My studio could qualify for a Guinness World Record for “world’s densest collection of matter.”
I have a lot of stuff. When I get more stuff, I just squeeze it into tinier and tinier spaces around my other stuff. I swear, a little more stuff and I might be able to create an actual black hole—which, as you science-fiction fans know, is so dense, light cannot escape it. (Maybe that’s why I can never find my scissors: “Oh, there they are, in that black hole over there.”)
Don’t get me wrong, I love my studio. It has almost everything I need to make art. (Fiber, jewelry and mixed-media artists never have everything we need. That’s why we’re always shopping for more!)
But things had gotten so out of hand, I couldn’t work efficiently in my space anymore. I had to spend too much time clearing a tiny space to work, and then I had to search for all my missing tools. (“I have dozens of scissors in here, I know I do! Why can’t I find one pair?!!”)
Right after my last summer show, I decided enough was enough.
I embarked on a major cleanout of the Aegean Stables—er, my studio. Fortunately for you, I wrote an entire series of online articles about the process, so you can learn from my experience.
There are many rewards for cleaning out a studio, but the best one was all the stuff I found:
• Small piles of birdseed. Mice. They were raiding my birds’ food dishes. Yes, I’ve called an exterminator. The reward? We hopefully caught them before wires were chewed. (That’s my rabbit Bunster’s job, after all.)
• $150 in large bills, in a small box on the very top of a very tall shelf, and, no, I have no idea why I put it there. (I’m blaming this one on mice, too.)
• The dresses a dear family friend made for my daughter when she was two. (When my daughter was two, not the friend.)
• Photo portfolio of my early work. Hey, I forgot I’d made such cute things! That was a nice little trip down memory lane…
• Packet of fair information for my last show—sent to me ten months ago. The show was two months ago. Fortunately, I was completely honest with show management about losing this packet, and they were very good at sending me new information without making a single snide comment. I’ve pled menopause the last three years, but I don’t know if that excuse will fly much longer. I think they’re on to me.
• About three dozen magazines I’ve been meaning to read. And I did read them, when I took coffee breaks, and then I gave them away (applause, please).
• The original book I had lost for so long I went out and bought a new copy. I’ve now lost the new copy. (I’m blaming mice again.)
• A $750 necklace, which had been AWOL for so long, I was sure somebody had stolen it. (Maybe big mice…? With fashion sense?)
• Birth announcements for my daughter. She’s 20.
• A forgotten chocolate stash. I think I was hiding this from my teenage son who uses my computer. He’s already found all my stashes in the kitchen.
• Instructions for my new merchant services terminal. Yay!
• Not one, not two, but three boxes of Uniball “Vision” pens. I love ‘em and I’m always losing them and buying more. Then forgetting what I did with the new boxes. I’m set for the next three years. If I don’t lose the boxes again.

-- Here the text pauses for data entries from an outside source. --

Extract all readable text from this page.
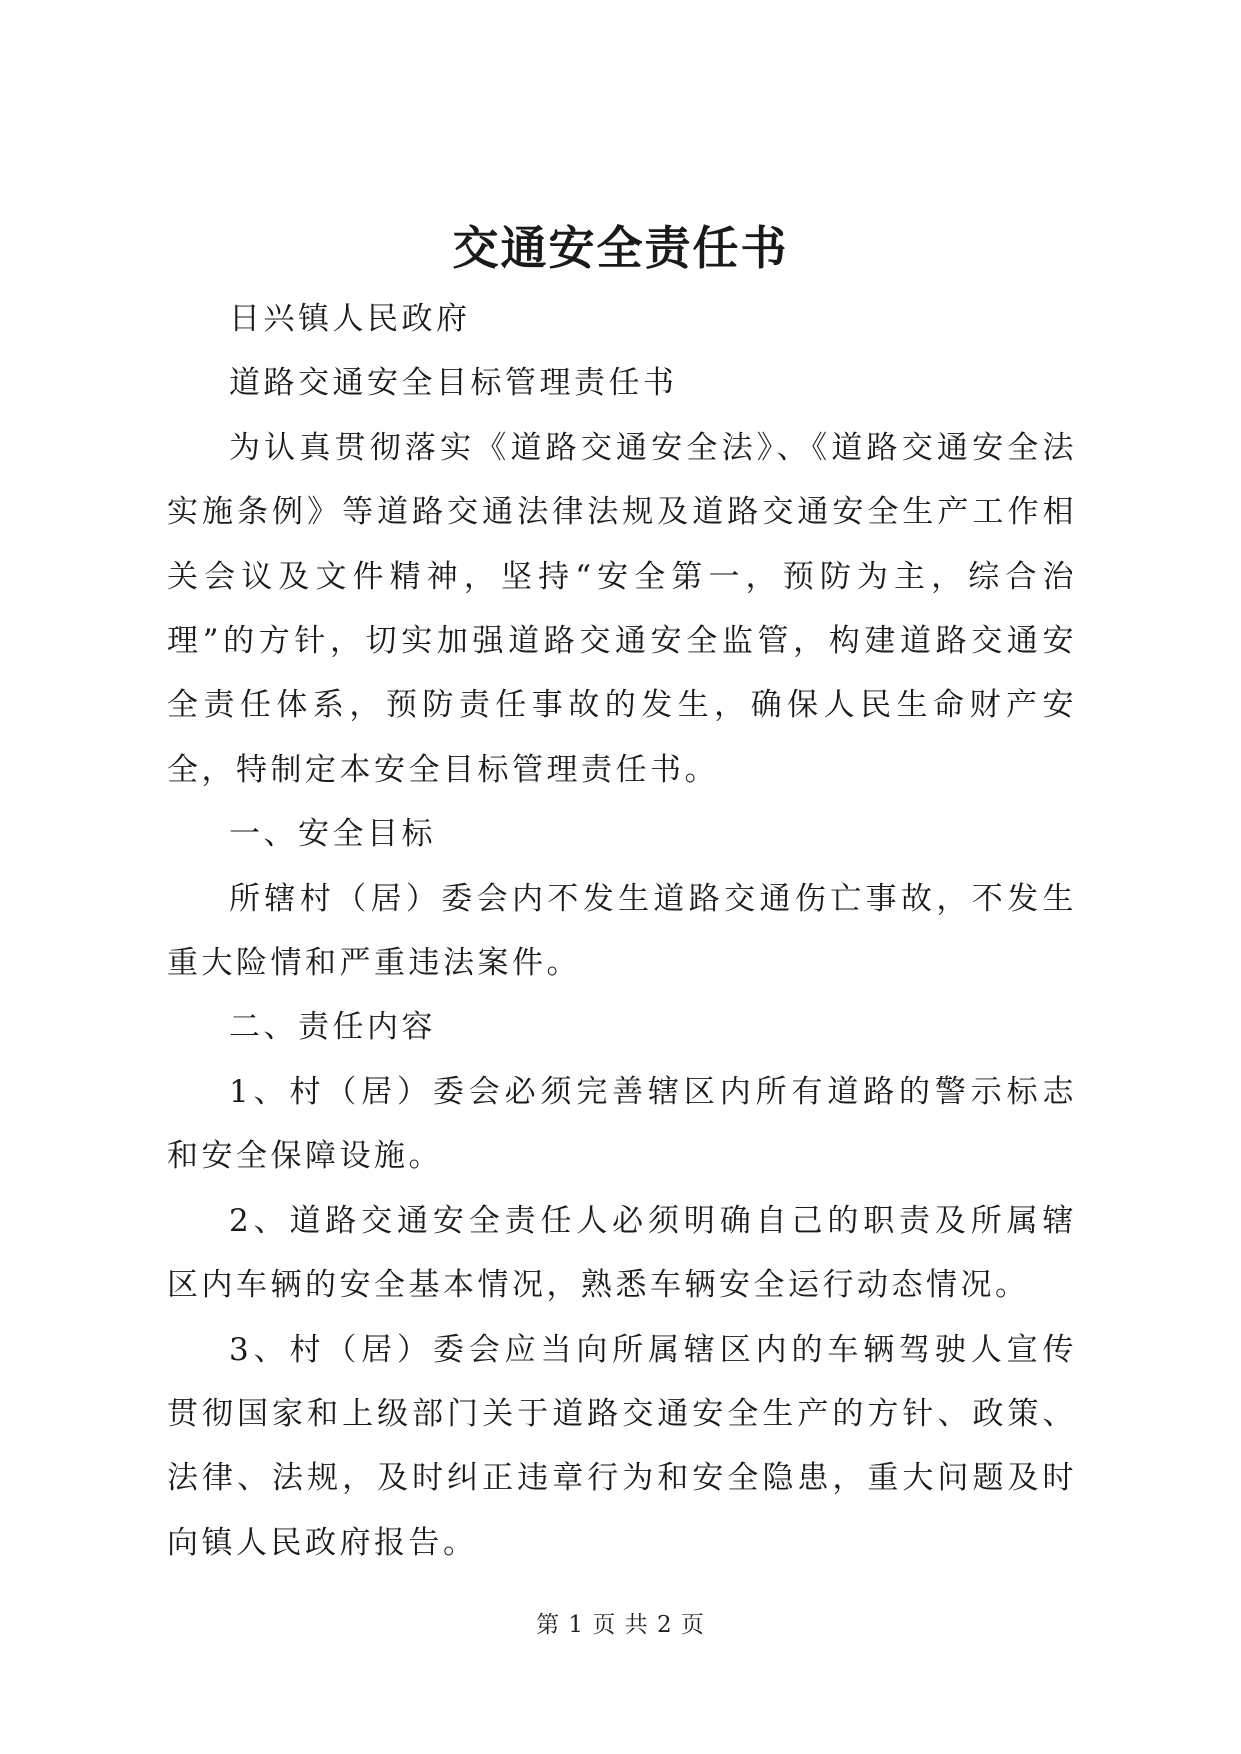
交通安全责任书

日兴镇人民政府

道路交通安全目标管理责任书

为认真贯彻落实《道路交通安全法》、《道路交通安全法实施条例》等道路交通法律法规及道路交通安全生产工作相关会议及文件精神，坚持“安全第一，预防为主，综合治理”的方针，切实加强道路交通安全监管，构建道路交通安全责任体系，预防责任事故的发生，确保人民生命财产安全，特制定本安全目标管理责任书。

一、安全目标

所辖村（居）委会内不发生道路交通伤亡事故，不发生重大险情和严重违法案件。

二、责任内容

1、村（居）委会必须完善辖区内所有道路的警示标志和安全保障设施。

2、道路交通安全责任人必须明确自己的职责及所属辖区内车辆的安全基本情况，熟悉车辆安全运行动态情况。

3、村（居）委会应当向所属辖区内的车辆驾驶人宣传贯彻国家和上级部门关于道路交通安全生产的方针、政策、法律、法规，及时纠正违章行为和安全隐患，重大问题及时向镇人民政府报告。

第 1 页 共 2 页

• Ten measuring tapes (same scenario as the pens).
• ALL my scissors, ditto. I’m too embarrassed to admit how many there are when they’re all together.
• Brand-new jeweler’s variable speed drill. I knew I had one in here somewhere. This one had been stuffed under a table behind several storage containers while cleaning for last year’s open studio event.
So, how did the cleaning go?
Well, things are a little less dense in here. It’s a working space once again. The so-big-they’re-scary dust bunnies behind my computer are gone. I’m $150 richer. And a little heavier after eating all that rediscovered chocolate. But I’m also smarter, because I read all those magazines. I gave one birth announcement to my daughter and tossed the rest. She and I carefully repacked the tiny dresses and put them in a safe (and more appropriate) place. I’m happily back at work in a well-organized, fully stocked, nicely equipped studio with several clear work surfaces. And armed, hopefully, with more discipline to put stuff away when I’m done and throw stuff away I don’t need, and not to buy anymore beads or fabric for at least a few months.